In that oral hearing, doubts were raised about whether this text explicitly refers to the position of presidents, and whether it is a provision that applies automatically or whether Congress has to put it into operation. Trump's lawyers argue that the speech to his supporters on January 6 is protected by free speech. The accused maintains that his disqualification would have amounted to an act of political persecution.
It is the second time in less than a week that the Supreme Court has given the former president a boost in his plans to return to the White House four years later. Last Wednesday, the court decided that it would answer the question of whether Trump was granted presidential immunity when he tried to reverse the electoral result of the 2020 elections, which implies a new postponement in the start of the trial that continues against the magnate in Washington for the events that led to the assault on the Capitol. The hearing to hear the oral arguments of both parties has been set for April 22. It is foreseeable that weeks will pass until the nine magistrates issue their resolution, perhaps in June. Only then, and only if they do not agree with Trump and if they deny his immunity, can the start date of the electoral interference trial be set. That could mean a delay until September or October.
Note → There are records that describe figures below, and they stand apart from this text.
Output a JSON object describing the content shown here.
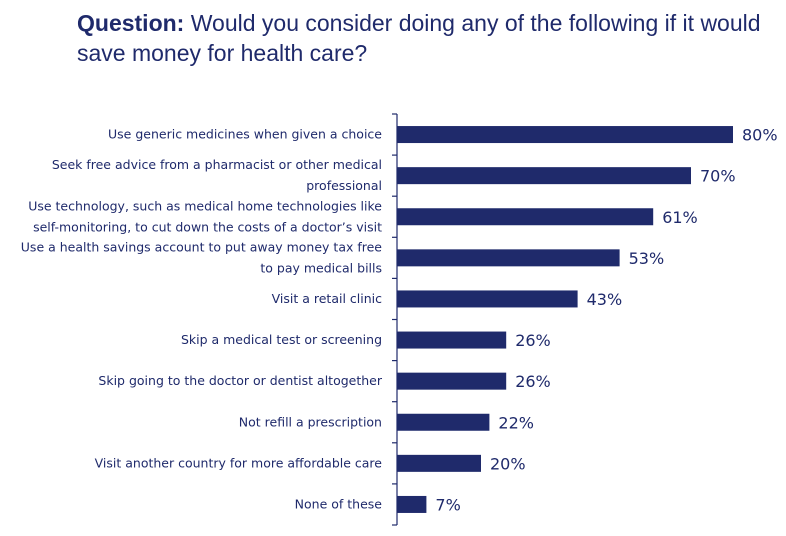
{
  "title": {
    "lead": "Question:",
    "text": " Would you consider doing any of the following if it would save money for health care?"
  },
  "colors": {
    "bar": "#1f2a6b",
    "text": "#1f2a6b",
    "axis": "#1f2a6b"
  },
  "chart_data": {
    "type": "bar",
    "orientation": "horizontal",
    "categories": [
      [
        "Use generic medicines when given a choice"
      ],
      [
        "Seek free advice from a pharmacist or other medical",
        "professional"
      ],
      [
        "Use technology, such as medical home technologies like",
        "self-monitoring, to cut down the costs of a doctor’s visit"
      ],
      [
        "Use a health savings account to put away money tax free",
        "to pay medical bills"
      ],
      [
        "Visit a retail clinic"
      ],
      [
        "Skip a medical test or screening"
      ],
      [
        "Skip going to the doctor or dentist altogether"
      ],
      [
        "Not refill a prescription"
      ],
      [
        "Visit another country for more affordable care"
      ],
      [
        "None of these"
      ]
    ],
    "values": [
      80,
      70,
      61,
      53,
      43,
      26,
      26,
      22,
      20,
      7
    ],
    "value_labels": [
      "80%",
      "70%",
      "61%",
      "53%",
      "43%",
      "26%",
      "26%",
      "22%",
      "20%",
      "7%"
    ],
    "xlim": [
      0,
      100
    ],
    "grid": false,
    "legend": "none"
  }
}
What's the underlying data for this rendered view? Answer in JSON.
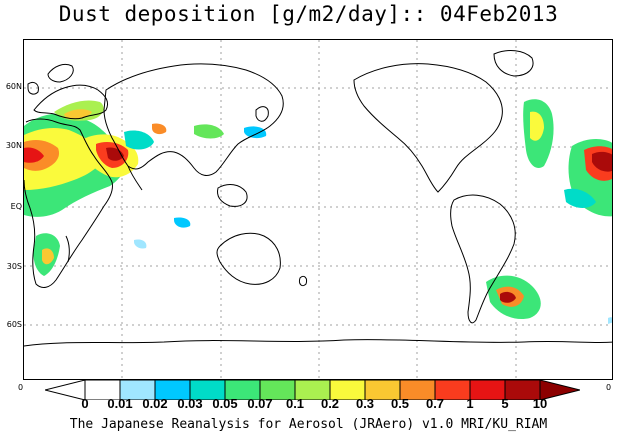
{
  "title": "Dust deposition [g/m2/day]:: 04Feb2013",
  "footer": "The Japanese Reanalysis for Aerosol (JRAero) v1.0 MRI/KU_RIAM",
  "map": {
    "latitude_labels": [
      "60N",
      "30N",
      "EQ",
      "30S",
      "60S"
    ],
    "corner_values": [
      "0",
      "0"
    ],
    "coastline_color": "#000000",
    "grid_color": "#a0a0a0"
  },
  "legend": {
    "unit": "g/m2/day",
    "labels": [
      "0",
      "0.01",
      "0.02",
      "0.03",
      "0.05",
      "0.07",
      "0.1",
      "0.2",
      "0.3",
      "0.5",
      "0.7",
      "1",
      "5",
      "10"
    ],
    "colors": [
      "#ffffff",
      "#ffffff",
      "#a0e6ff",
      "#00c8ff",
      "#00dcc8",
      "#3ce678",
      "#64e65a",
      "#aaf050",
      "#fafa3c",
      "#fac832",
      "#fa8c28",
      "#fa3c1e",
      "#e61414",
      "#aa0a0a",
      "#8c0000"
    ]
  }
}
The legal theory of disqualification began to take shape last August with the dissemination prior to publication of a 126-page scientific article for the legal review of the University of Pennsylvania. Graduated The extension and force of the third section, It was signed by William Baude and Michael Stokes Paulsen, two renowned conservative academics, who argue that the disqualification clause is alive and that there is no doubt that Trump's actions fit its description. This Monday, the Supreme Court ruled against them.